I run BGP at home now. I want to be clear up front that I did not need to. My network has, at a generous count, three subnets and a partridge. Static routes would do the job and I could go to bed. But I keep bumping into BGP at work in a hand-wavy way, the way you understand a thing well enough to nod in meetings and not well enough to fix it, and that gap had started to annoy me.

So the homelab became the lab. The goal was simple: have two routers learn each other's networks dynamically, watch the sessions come up, and break it on purpose until the failure modes stopped surprising me.

the setup

Two Linux boxes running BIRD. Not FRR, not Quagga, just BIRD, because the config is readable and the project is sensible. Each box owns a couple of internal networks and I gave them private AS numbers out of the 64512 range.

The config that actually matters is small. On the first router:

router id 10.0.0.1;

protocol bgp peer1 {
    local as 65001;
    neighbor 10.0.0.2 as 65002;
    import all;
    export all;
}

protocol direct {
    interface "eth*";
}

The second is the mirror of it: its own AS, the neighbour pointing back, the same import and export. import all; export all; is the lab-grade setting that you would never run in anger, but for learning it gets the routes moving so you can see the mechanism before you start filtering.

Racked equipment in a small data hall

Bring both up, run birdc show protocols, and there it is: the session climbing through its states and settling on Established. Then birdc show route and the neighbour's networks have appeared in the table, learned, not typed. The first time that happened I sat back like I had invented something. I had not. Millions of routers do this every second. But I had finally seen it.

what it actually taught me

The protocol is the easy part. The session comes up or it does not.
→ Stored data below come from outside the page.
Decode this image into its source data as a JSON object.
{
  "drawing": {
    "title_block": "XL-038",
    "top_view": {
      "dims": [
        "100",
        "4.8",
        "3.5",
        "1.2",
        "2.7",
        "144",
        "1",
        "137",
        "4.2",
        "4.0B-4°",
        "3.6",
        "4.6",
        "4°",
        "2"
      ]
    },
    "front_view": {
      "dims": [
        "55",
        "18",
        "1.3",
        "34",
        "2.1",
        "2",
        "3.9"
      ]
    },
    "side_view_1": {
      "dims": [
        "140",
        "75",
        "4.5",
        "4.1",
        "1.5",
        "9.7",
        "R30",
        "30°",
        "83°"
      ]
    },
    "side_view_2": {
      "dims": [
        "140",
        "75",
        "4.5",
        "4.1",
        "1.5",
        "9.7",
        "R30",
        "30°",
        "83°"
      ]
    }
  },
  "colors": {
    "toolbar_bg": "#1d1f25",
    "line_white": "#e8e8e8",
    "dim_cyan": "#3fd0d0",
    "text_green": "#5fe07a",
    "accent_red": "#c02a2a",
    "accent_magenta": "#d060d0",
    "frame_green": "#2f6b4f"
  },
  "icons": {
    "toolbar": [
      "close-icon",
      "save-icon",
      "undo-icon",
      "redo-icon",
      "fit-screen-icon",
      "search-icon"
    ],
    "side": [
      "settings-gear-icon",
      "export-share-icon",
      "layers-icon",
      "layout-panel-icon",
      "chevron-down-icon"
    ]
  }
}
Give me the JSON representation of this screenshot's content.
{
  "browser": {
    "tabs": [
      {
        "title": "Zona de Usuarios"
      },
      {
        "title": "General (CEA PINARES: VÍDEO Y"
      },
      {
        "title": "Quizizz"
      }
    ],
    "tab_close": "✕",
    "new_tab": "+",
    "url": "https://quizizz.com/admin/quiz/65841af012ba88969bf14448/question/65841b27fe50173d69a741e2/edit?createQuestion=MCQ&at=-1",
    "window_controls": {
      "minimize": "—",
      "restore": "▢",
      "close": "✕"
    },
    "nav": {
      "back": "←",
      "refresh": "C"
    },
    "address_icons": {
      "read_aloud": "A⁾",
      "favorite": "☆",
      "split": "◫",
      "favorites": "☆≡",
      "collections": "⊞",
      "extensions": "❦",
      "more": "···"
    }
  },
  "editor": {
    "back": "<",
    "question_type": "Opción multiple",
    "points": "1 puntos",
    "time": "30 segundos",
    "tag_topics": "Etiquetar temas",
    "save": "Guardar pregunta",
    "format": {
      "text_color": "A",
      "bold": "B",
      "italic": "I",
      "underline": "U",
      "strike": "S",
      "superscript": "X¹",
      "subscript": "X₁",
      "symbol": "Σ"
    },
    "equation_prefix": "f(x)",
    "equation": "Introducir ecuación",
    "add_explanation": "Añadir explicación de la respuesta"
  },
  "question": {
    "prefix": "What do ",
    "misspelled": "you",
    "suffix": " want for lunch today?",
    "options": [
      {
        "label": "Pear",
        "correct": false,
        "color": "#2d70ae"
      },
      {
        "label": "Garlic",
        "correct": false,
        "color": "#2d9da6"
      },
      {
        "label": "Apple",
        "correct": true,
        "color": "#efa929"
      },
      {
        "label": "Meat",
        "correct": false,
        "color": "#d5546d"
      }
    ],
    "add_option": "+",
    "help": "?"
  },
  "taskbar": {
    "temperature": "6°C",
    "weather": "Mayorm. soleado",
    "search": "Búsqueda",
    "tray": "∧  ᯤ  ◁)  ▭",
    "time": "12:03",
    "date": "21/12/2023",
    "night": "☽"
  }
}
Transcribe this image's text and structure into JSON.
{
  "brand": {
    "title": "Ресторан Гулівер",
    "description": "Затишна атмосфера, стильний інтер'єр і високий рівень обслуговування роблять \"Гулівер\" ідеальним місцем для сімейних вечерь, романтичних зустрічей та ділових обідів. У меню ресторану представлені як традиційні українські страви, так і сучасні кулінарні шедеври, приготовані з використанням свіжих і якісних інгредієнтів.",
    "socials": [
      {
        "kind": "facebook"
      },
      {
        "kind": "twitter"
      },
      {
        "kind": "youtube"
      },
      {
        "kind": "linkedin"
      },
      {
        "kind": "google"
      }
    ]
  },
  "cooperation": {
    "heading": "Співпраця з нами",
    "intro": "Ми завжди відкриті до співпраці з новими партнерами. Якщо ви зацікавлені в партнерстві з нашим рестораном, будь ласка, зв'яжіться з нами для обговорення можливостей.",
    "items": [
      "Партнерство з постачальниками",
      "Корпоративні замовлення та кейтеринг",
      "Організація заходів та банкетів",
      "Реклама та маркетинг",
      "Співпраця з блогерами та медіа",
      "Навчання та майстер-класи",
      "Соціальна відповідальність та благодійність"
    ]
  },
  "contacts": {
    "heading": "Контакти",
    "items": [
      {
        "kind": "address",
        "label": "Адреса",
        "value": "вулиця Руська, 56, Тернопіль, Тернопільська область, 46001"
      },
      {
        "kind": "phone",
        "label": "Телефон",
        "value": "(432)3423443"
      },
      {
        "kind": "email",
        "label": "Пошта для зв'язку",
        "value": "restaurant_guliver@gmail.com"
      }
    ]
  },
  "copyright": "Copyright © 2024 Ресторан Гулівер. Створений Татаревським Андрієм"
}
The education was everywhere around it.

  • It is a TCP session on port 179. If the session will not establish, half the time it is a firewall, not BGP. I spent a good twenty minutes blaming my config before noticing my own nftables ruleset was eating the connection.
  • Hold timers are unforgiving in a good way. Pull a cable and the route does not vanish instantly. It waits for the hold timer to expire, then withdraws. Watching that delay made the real-world failure stories from work click into place.
  • Export policy is the whole game. export all is fine until it is a loop or a leak. The reason every BGP horror story you have ever read involves a bad announcement is that the protocol does exactly what you tell it, very efficiently.

Will I keep it? Probably not for routing. Static routes are still the right answer for three subnets and a partridge. But the lab is staying up, because the next thing I want to break on purpose is route reflection, and I would rather learn that here than in a meeting.

The point was never the network. The point was turning a thing I could nod about into a thing I could draw on a whiteboard. Mission accomplished, and nobody's production traffic was harmed.